Today’s Word is… FEMINIST

I’m not a feminist.

That sentence, alone, already feels loaded.  Am I anti feminism?  No.  Do my values and beliefs line up with intersectional feminism? Yes. Shouldn’t that make me a feminist?  No. Feminism takes work, learning, growing…I’m not there, maybe never will be.  Do I see myself sitting down reading Roxanne Gay or Rebecca Solnit? No.  Which begs the question, why not?  Am I being willfully ignorant? The fact that I choose not to do said work, does that make me a bad person?  How feminist am I? That sounds like a Buzzfeed quiz (Turns out it IS a buzzfeed quiz, I got a 42/50, I mean why even do this post now?) . I guess my issue with actually calling myself a male feminist, is not dissimilar to white allies.  I can’t help but roll my eyes when every white person who dances on beat or says black lives matter gets an invitation to a cookout, or how people were actually down to give Rachel Dolezal a pass because she worked with a NAACP chapter.  Well intentioned or not; I’m more particular about who can sit with us. So going back to feminism and being on the other side of the privilege I can understand a woman saying, you don’t have enough stars for this level.

On the other hand, I can recognize what a black male feminist means.  On social media, I’ve watched men change their tune when a man they respect speaks up. In my day to day life, men are far more likely to listen to me than a woman.  I might check someone on their language or make fun of how ridiculous they sound sometimes but as far as really trying to change minds and hearts…I don’t have that energy.  I’ve said on the “Homies” post, men are only going to take so much lecturing, so much challenging before you get hit with the “who’s mans is this?” and pushed out the barbershop.  Its one thing to be a black male feminist online, clapping back at the League of Ashyassins on Twitter, it’s another to actually challenge “locker room talk” in said locker room when there isn’t a legion of followers behind you.  I can’t help but roll my eyes at men who claim to be down because they are on the right side of the Bill Cosby debate whilst ignoring all the other problematic stances they take.  
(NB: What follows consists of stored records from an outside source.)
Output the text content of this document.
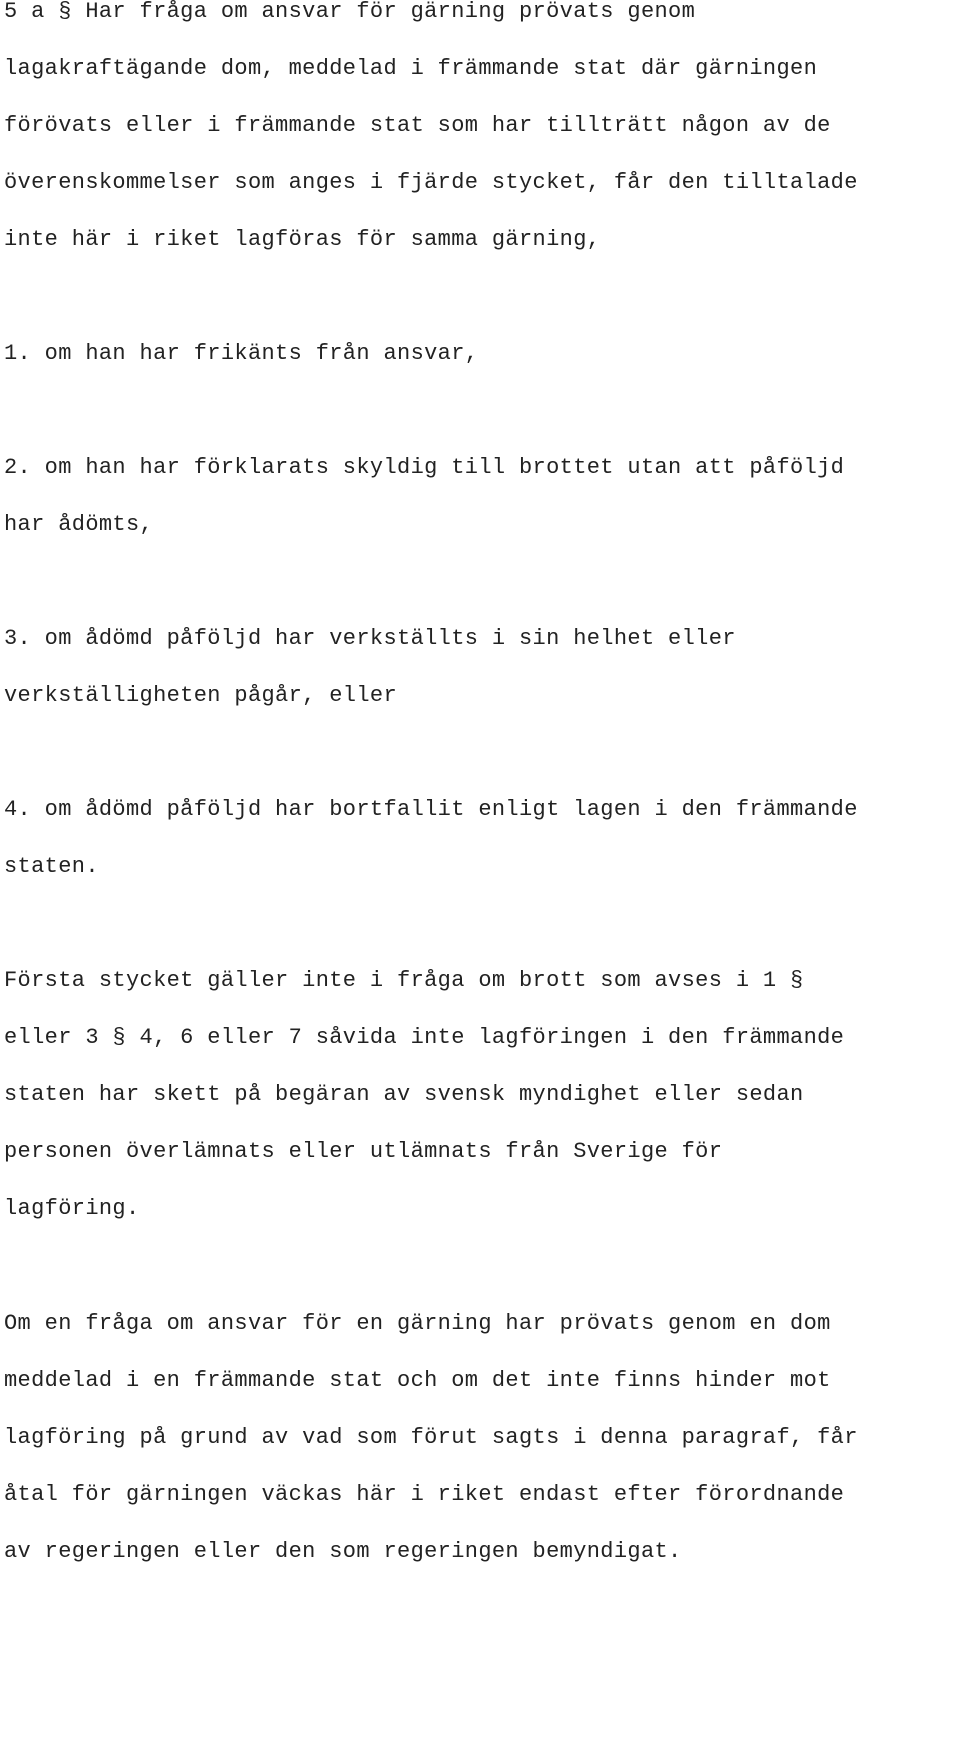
5 a § Har fråga om ansvar för gärning prövats genom

lagakraftägande dom, meddelad i främmande stat där gärningen

förövats eller i främmande stat som har tillträtt någon av de

överenskommelser som anges i fjärde stycket, får den tilltalade

inte här i riket lagföras för samma gärning,

1. om han har frikänts från ansvar,

2. om han har förklarats skyldig till brottet utan att påföljd

har ådömts,

3. om ådömd påföljd har verkställts i sin helhet eller

verkställigheten pågår, eller

4. om ådömd påföljd har bortfallit enligt lagen i den främmande

staten.

Första stycket gäller inte i fråga om brott som avses i 1 §

eller 3 § 4, 6 eller 7 såvida inte lagföringen i den främmande

staten har skett på begäran av svensk myndighet eller sedan

personen överlämnats eller utlämnats från Sverige för

lagföring.

Om en fråga om ansvar för en gärning har prövats genom en dom

meddelad i en främmande stat och om det inte finns hinder mot

lagföring på grund av vad som förut sagts i denna paragraf, får

åtal för gärningen väckas här i riket endast efter förordnande

av regeringen eller den som regeringen bemyndigat.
Feminism, through the lens of a black man can be conflicting at time. In a  patriarchal society, men cannot remove themselves from their power and privilege in relation to women. But in a racist society, black men hardly have power to wield in the first place.  The black man and the white woman fight for 2A and 2B, depending on a white man’s proclivities. It’s Oppression Olympics; it could be easy for me to not care about women earning 78 cents of the male dollar when I’m making 75 on the white dollar so we bicker for the support of black women, whom are sideeyeing us both whilst making 64.  There’s a clear common denominator here.  It would make sense that we’d all come together, but, well, we saw how that worked out on November 8th.

I’m not a feminist.  I’m just trying to be the best person I can and trusting my sensibilities.  Continue to grow, continue to mature.  I’m not the same man I was 5 years ago, I won’t be the same 5 years from now.  Honestly, that quiz gave me more credit than I give myself.  I see women and men putting in WORK to change things and I feel like it’d be insulting to them to act like I’m kicking it the same. I just carry myself as someone who was raised right.  Maybe that’s enough, maybe it isn’t. Time will tell.  In the interim, I’m just gonna relax and take notes from the ally section.